Alfred L. Kroeber and the Nature of Culture

Alfred L. Kroeber with Ishi, the last known member of the Yahi tribe

Alfred L. Kroeber with Ishi, the last known member of the Yahi tribe

On June 11, 1876, American cultural anthropologist Alfred Louis Kroeber was born. His primary concern was to understand the nature of culture and its processes. He developed the concept of cultures as patterned wholes, each with its own style, and each undergoing a growth process analogous to that of a biological organism. Kroeber also made valuable contributions to the archaeology of New Mexico, Mexico, and Peru.

“Anthropology is the most humanistic of the sciences and the most scientific of the humanities.”
– Alfred L. Kroeber

Alfred L. Kroeber – Early Years

Alfred Kroeber  was born in Hoboken, New Jersey, USA; to upper middle-class parents: Florence Kroeber, who immigrated at the age of 10 to the United States with his parents and family from Germany, and Johanna Muller, who was of German descent. He grew up in New York and was educated in private schools. Due to his German roots, the family was bilingual, speaking German at home, and Kroeber also began to study Latin and Greek in school, beginning a lifelong interest in languages. Kroeber enrolled at Columbia College and earned his Masters degree in 1897 in Romantic drama. Kroeber then decided to change his field of research and devoted his life to anthropology. Kroeber received his Ph.D. under Franz Boas at Columbia University in 1901, basing his 28-page dissertation on decorative symbolism on his field work along the Arapaho. It was the first doctorate in anthropology awarded by Columbia.

Cultural Anthropology

Together with his fellow student Robert Lowie he formed a first generation of Boas students. Kroeber tried to strengthen Boaz’s cultural relativistic element. His most famous article is “the Super organic”, the Super organic of 1917: Kroeber sees culture as something beyond the organic. Accordingly, the super-organic of culture, the exclusively idealistic, is concentrated in so-called “key symbols” – with these culture can be fixed. According to Boas, every culture is relative, i.e. it can only be experienced and explained from within itself. A foreign culture cannot be explained and experienced by non-specialists. Therefore, cultures are never comparable. This view developed into a hard and a soft cultural relativism. Alfred Kroeber spent most of his career in California, mostly at the University of California, Berkeley as Professor of Anthropology and the Director of what was then the University of California Museum of Anthropology. Next to his achievements in cultural anthropology, Kroeber made significant advanced in the field of archaeology and anthropological linguistics as well. Kroeber conducted excavations in New Mexico, Mexico, and Peru. In Peru he also helped to found the Institute for Andean Studies (IAS) with the Peruvian anthropologist Julio C. Tello and other major scholars.

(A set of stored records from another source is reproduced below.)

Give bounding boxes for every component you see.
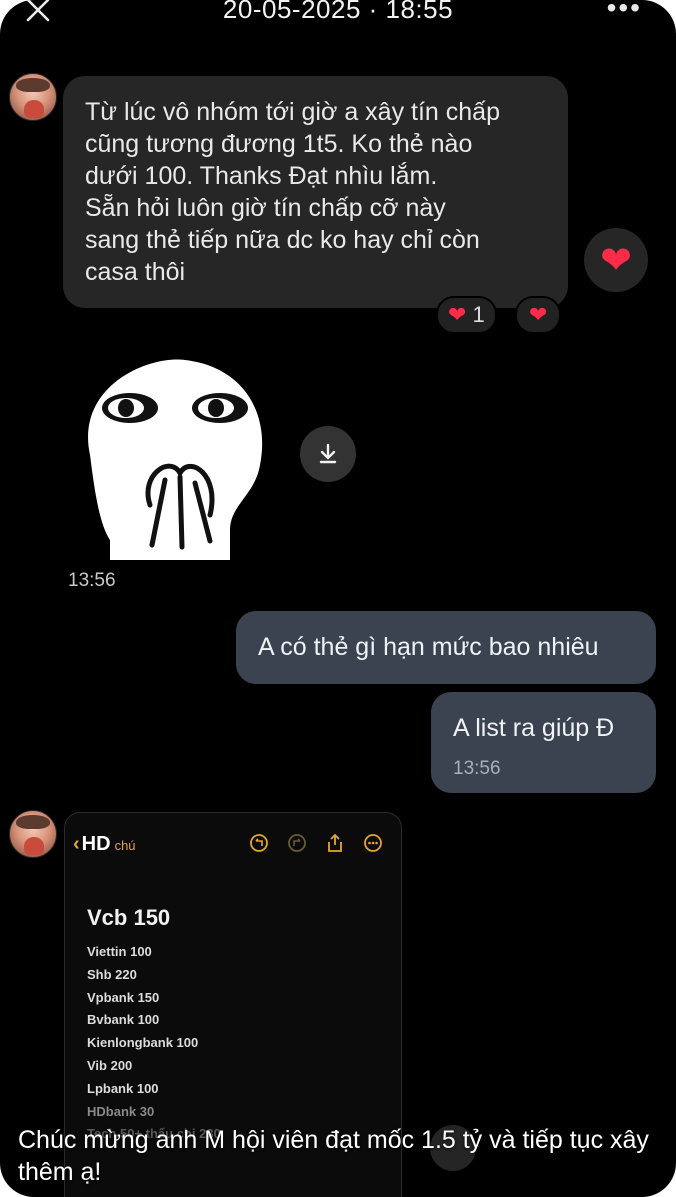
chevron-left-icon: ‹ <box>73 833 80 855</box>
share-icon <box>328 833 342 852</box>
caption-text: Chúc mừng anh M hội viên đạt mốc 1.5 tỷ … <box>18 1126 649 1186</box>
message-time: 13:56 <box>68 570 116 591</box>
list-item: Shb 220 <box>87 966 137 982</box>
list-item: Lpbank 100 <box>87 1080 159 1096</box>
download-icon <box>319 443 337 464</box>
outgoing-message-text: A có thẻ gì hạn mức bao nhiêu <box>258 633 599 661</box>
outgoing-message-bubble[interactable]: A có thẻ gì hạn mức bao nhiêu <box>236 611 656 684</box>
list-item: Vpbank 150 <box>87 989 160 1005</box>
notes-list: Viettin 100 Shb 220 Vpbank 150 Bvbank 10… <box>87 941 221 1146</box>
outgoing-message-bubble[interactable]: A list ra giúp Đ 13:56 <box>431 692 656 793</box>
reaction-pill-self[interactable]: ❤ <box>515 296 562 334</box>
list-item: Viettin 100 <box>87 944 152 959</box>
list-item: HDbank 30 <box>87 1103 155 1119</box>
list-item: Kienlongbank 100 <box>87 1035 199 1051</box>
more-horizontal-icon[interactable]: ••• <box>607 0 642 24</box>
undo-icon <box>250 834 268 852</box>
avatar[interactable] <box>9 73 57 121</box>
reaction-pill[interactable]: ❤ 1 <box>436 296 497 334</box>
avatar[interactable] <box>9 810 57 858</box>
list-item: Vib 200 <box>87 1057 133 1073</box>
download-button[interactable] <box>300 426 356 482</box>
more-circle-icon <box>364 834 382 852</box>
heart-react-button[interactable]: ❤ <box>584 228 648 292</box>
date-time-title: 20-05-2025 · 18:55 <box>222 0 454 24</box>
heart-icon: ❤ <box>448 302 467 327</box>
heart-icon: ❤ <box>529 302 548 327</box>
reaction-count: 1 <box>472 302 485 327</box>
incoming-message-bubble[interactable]: Từ lúc vô nhóm tới giờ a xây tín chấp cũ… <box>63 76 568 308</box>
outgoing-message-text: A list ra giúp Đ <box>453 714 615 742</box>
message-time: 13:56 <box>453 758 501 779</box>
incoming-message-text: Từ lúc vô nhóm tới giờ a xây tín chấp cũ… <box>85 98 500 286</box>
notes-toolbar <box>249 833 383 853</box>
notes-back-button: ‹ HD chú <box>73 833 136 855</box>
chat-screenshot: 20-05-2025 · 18:55 ••• Từ lúc vô nhóm tớ… <box>0 0 676 1197</box>
redo-icon <box>288 834 306 852</box>
top-bar: 20-05-2025 · 18:55 ••• <box>0 0 676 30</box>
heart-icon: ❤ <box>600 239 632 282</box>
sticker-image[interactable] <box>70 355 270 560</box>
list-item: Bvbank 100 <box>87 1012 160 1028</box>
notes-heading: Vcb 150 <box>87 905 171 930</box>
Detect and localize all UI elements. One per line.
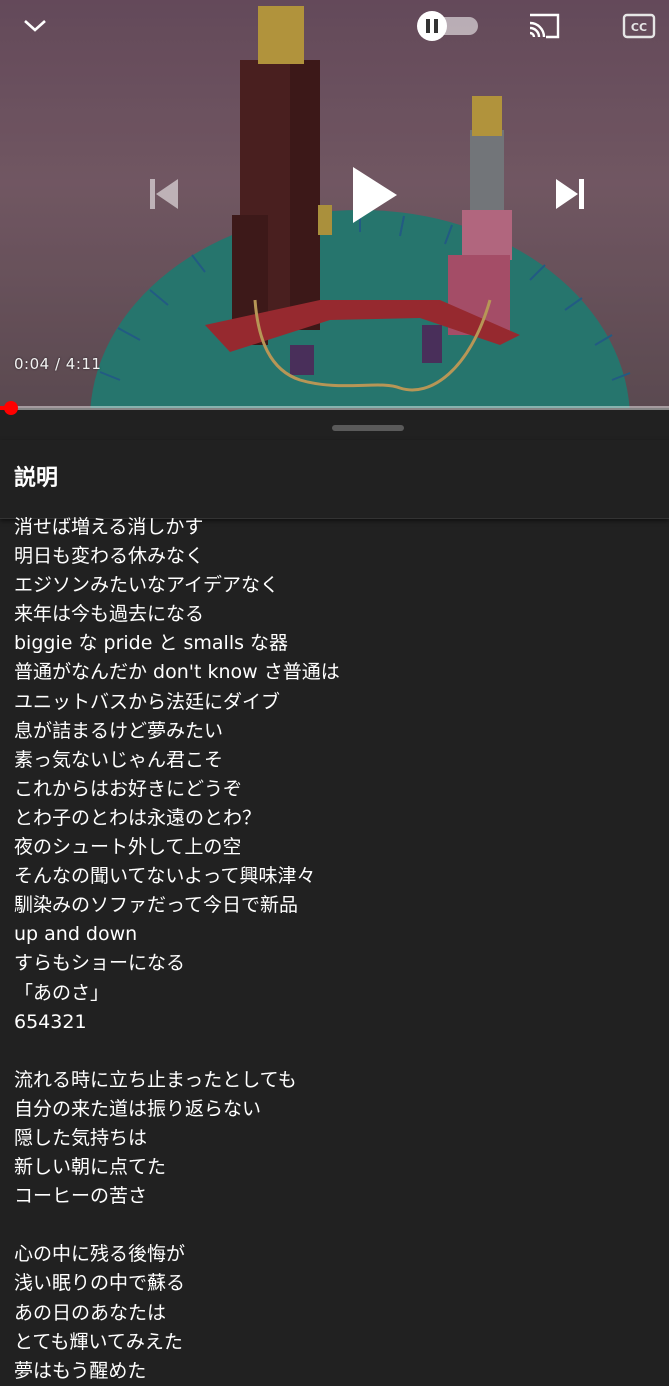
progress-bar[interactable] xyxy=(0,401,669,415)
description-line: 夜のシュート外して上の空 xyxy=(14,836,242,859)
autoplay-toggle[interactable] xyxy=(414,10,482,42)
description-line: 心の中に残る後悔が xyxy=(14,1243,186,1266)
description-line: biggie な pride と smalls な器 xyxy=(14,632,289,655)
progress-scrubber[interactable] xyxy=(3,401,18,415)
description-line xyxy=(14,1037,654,1066)
description-line: 素っ気ないじゃん君こそ xyxy=(14,748,224,771)
description-line: 馴染みのソファだって今日で新品 xyxy=(14,894,299,917)
description-line: 自分の来た道は振り返らない xyxy=(14,1097,262,1120)
description-line: とわ子のとわは永遠のとわ？ xyxy=(14,806,262,829)
description-line: エジソンみたいなアイデアなく xyxy=(14,574,280,597)
description-line: 夢はもう醒めた xyxy=(14,1359,147,1382)
description-line: コーヒーの苦さ xyxy=(14,1185,148,1208)
collapse-button[interactable] xyxy=(14,8,56,42)
description-text: 消せば増える消しかす 明日も変わる休みなくエジソンみたいなアイデアなく 来年は今も過… xyxy=(14,513,654,1386)
description-line: 流れる時に立ち止まったとしても xyxy=(14,1068,297,1091)
next-button[interactable] xyxy=(546,170,594,218)
description-line: 普通がなんだか don't know さ普通は xyxy=(14,661,340,684)
description-line: 明日も変わる休みなく xyxy=(14,545,205,568)
cast-button[interactable] xyxy=(520,8,568,44)
skip-next-icon xyxy=(556,179,584,209)
description-line: あの日のあなたは xyxy=(14,1301,167,1324)
description-panel-header: 説明 xyxy=(0,440,669,519)
description-line: ユニットバスから法廷にダイブ xyxy=(14,690,281,713)
video-player[interactable]: CC 0:04 / 4:11 xyxy=(0,0,669,408)
description-line: 隠した気持ちは xyxy=(14,1126,148,1149)
description-line: 息が詰まるけど夢みたい xyxy=(14,719,224,742)
time-display: 0:04 / 4:11 xyxy=(14,355,102,373)
description-line: そんなの聞いてないよって興味津々 xyxy=(14,865,316,888)
skip-previous-icon xyxy=(150,179,178,209)
panel-drag-handle[interactable] xyxy=(332,425,404,431)
autoplay-toggle-icon xyxy=(417,11,478,41)
cast-icon xyxy=(529,13,560,39)
description-line: 浅い眠りの中で蘇る xyxy=(14,1272,186,1295)
description-line: とても輝いてみえた xyxy=(14,1330,183,1353)
description-line: 654321 xyxy=(14,1010,87,1033)
description-line: 新しい朝に点てた xyxy=(14,1156,167,1179)
closed-captions-icon: CC xyxy=(622,13,656,39)
panel-title: 説明 xyxy=(14,466,59,491)
description-line: 消せば増える消しかす xyxy=(14,516,204,538)
play-icon xyxy=(353,167,397,223)
description-line: 「あのさ」 xyxy=(14,981,110,1004)
svg-text:CC: CC xyxy=(631,21,647,34)
description-line: up and down xyxy=(14,923,138,946)
description-line: すらもショーになる xyxy=(14,952,186,975)
description-line: これからはお好きにどうぞ xyxy=(14,777,243,800)
description-line: 来年は今も過去になる xyxy=(14,603,205,626)
chevron-down-icon xyxy=(24,20,46,32)
play-button[interactable] xyxy=(338,155,410,235)
captions-button[interactable]: CC xyxy=(616,8,662,44)
previous-button[interactable] xyxy=(140,170,188,218)
description-line xyxy=(14,1211,654,1240)
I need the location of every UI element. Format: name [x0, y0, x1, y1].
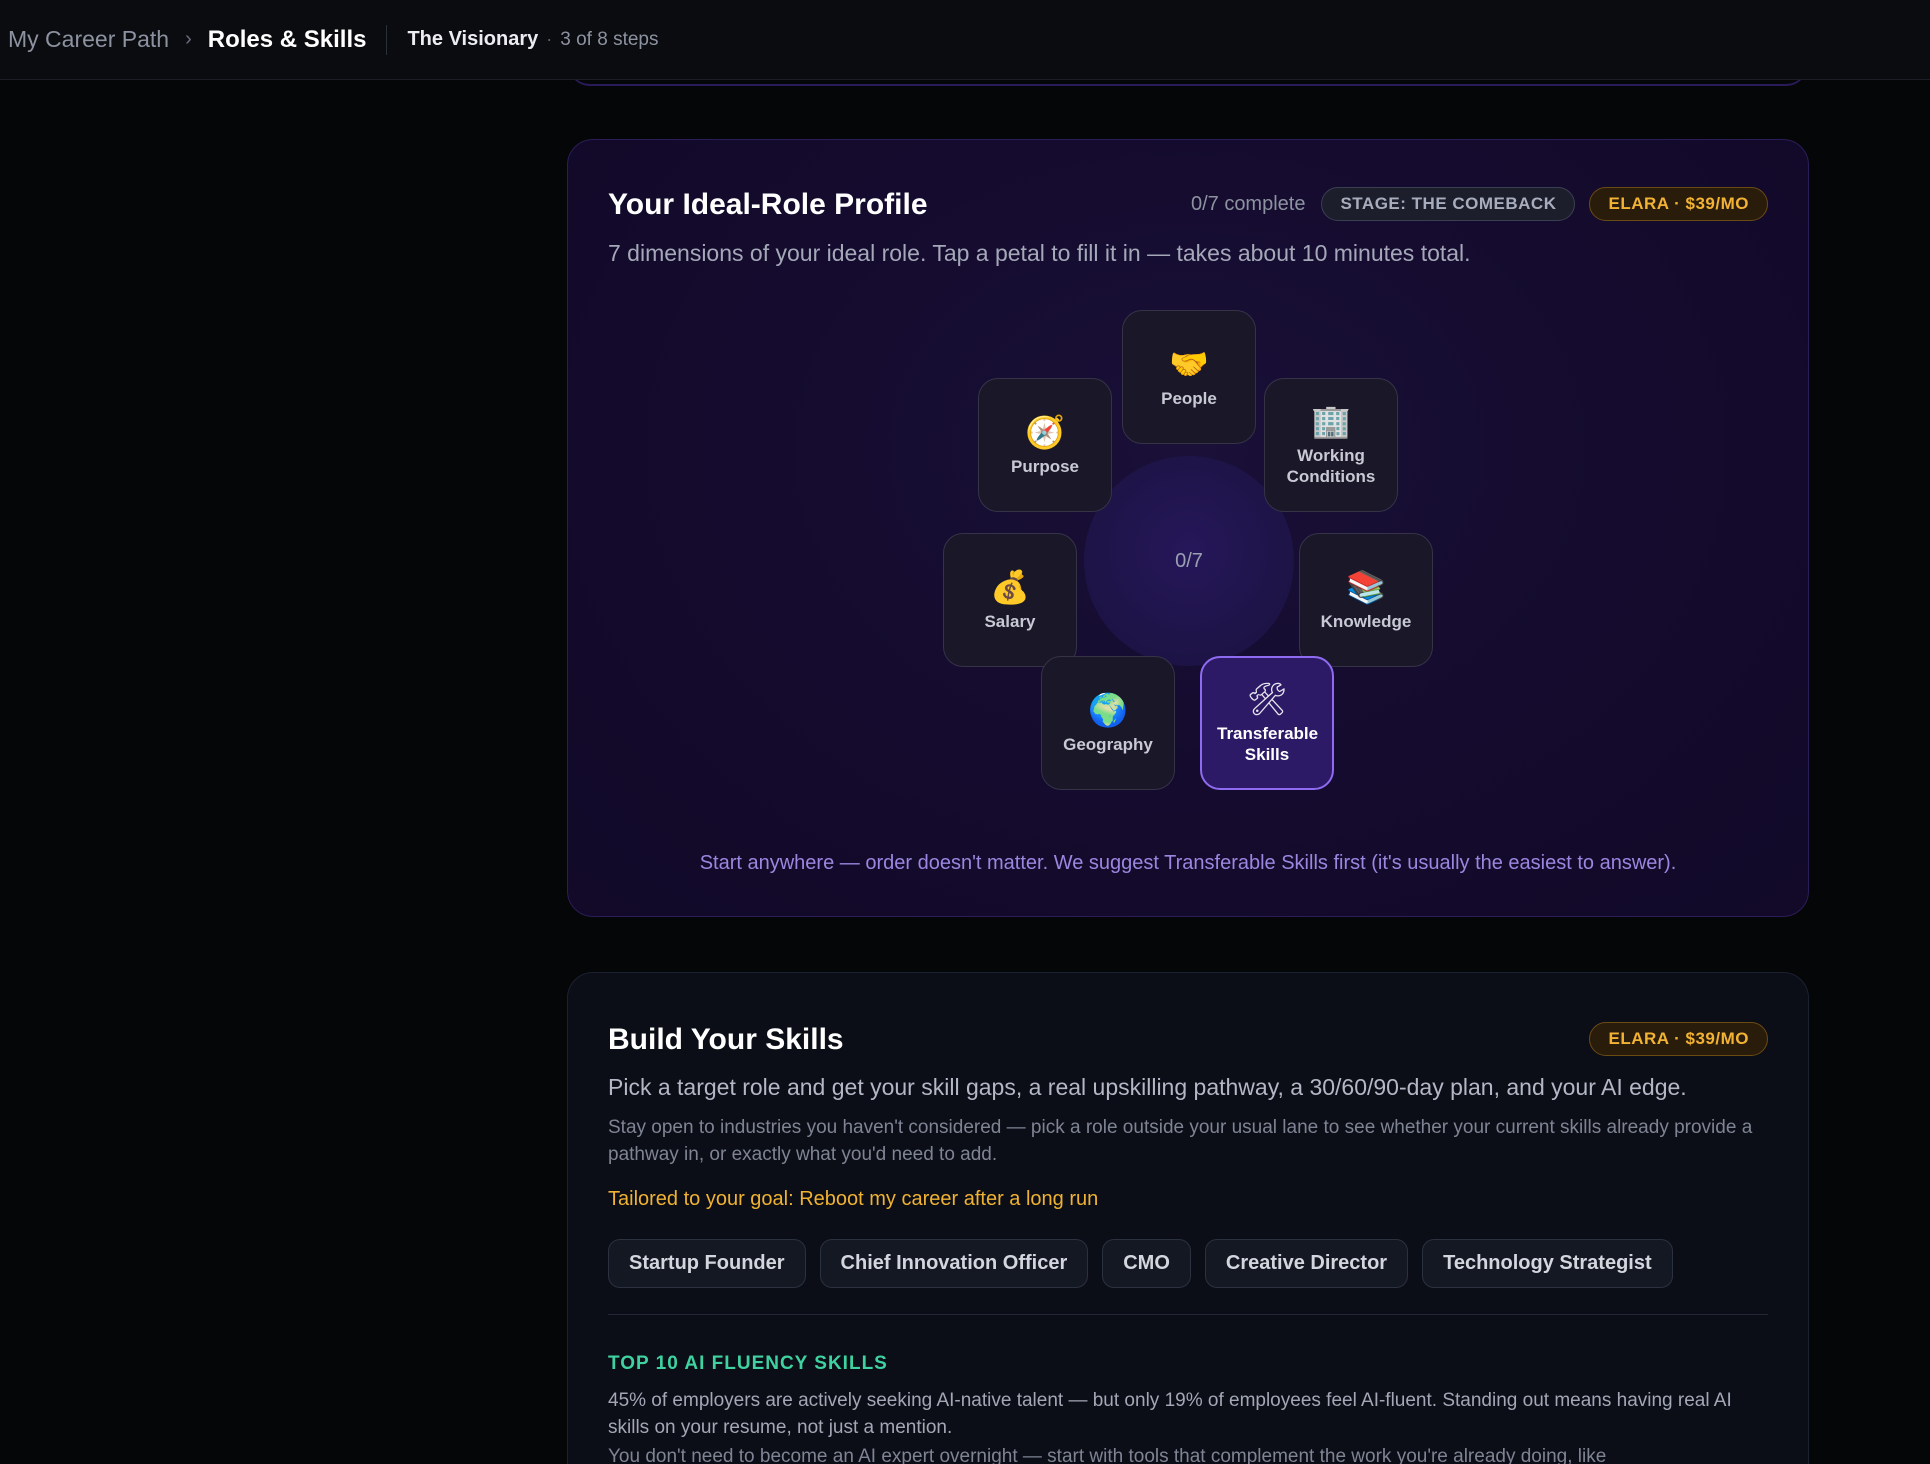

Western Tribes of Native Americans

Together with his students, Alfred Kroeber collected cultural data on western tribes of Native Americans. Their work was devoted to preserving information about California tribes and was published in Handbook of the Indians of California in 1925. Alfred Kroeber described different levels of organization, for instance he described a pattern in California groups where a social unit was smaller and less hierarchically organized than a tribe, which was elaborated upon in The Patwin and their Neighbors in which Kroeber first coined the term “tribelet” to describe this level of organization. The scientist is further credited with developing the concepts of culture area, cultural configuration, and cultural fatigue.

Genetic Classifications

Along with Roland B. Dixon, Alfred Kroeber performed studies on the genetic classification of Native American languages in North America, being responsible for theoretical groupings such as Penutian and Hokan, based on common languages. Kroeber’s textbook, Anthropology, was widely used for many years. In the late 1940s, it was one of ten books required as reading for all students during their first year at Columbia University. Further, Kroeber’s book titled Configurations of Cultural Growth was widely used in social scientific research.

Psychoanalysis and Eugenics

Very early on he also became involved in psychoanalysis and Sigmund Freud‘s work;[6] the ethnopsychoanalyst Georges Devereux received his doctorate under Kroeber. Kroeber was an opponent of the American eugenics movement and in particular of Madison Grant’s race-theoretical theses. In a public statement in March 1914 he declared eugenics to be a “joke”.[7] At the end of his life, Kroeber realized that his role as guardian of the Boas theory was weakening and turned more and more to non-American developments in anthropology. Alfred L. Kroeber suffered a heart attack during a vacation he spent with his wife in Paris. They knew no one there except ethnologist Claude Lévi-Strauss, in whose arms Kroeber is said to have died on October 5, 1960, at age 84.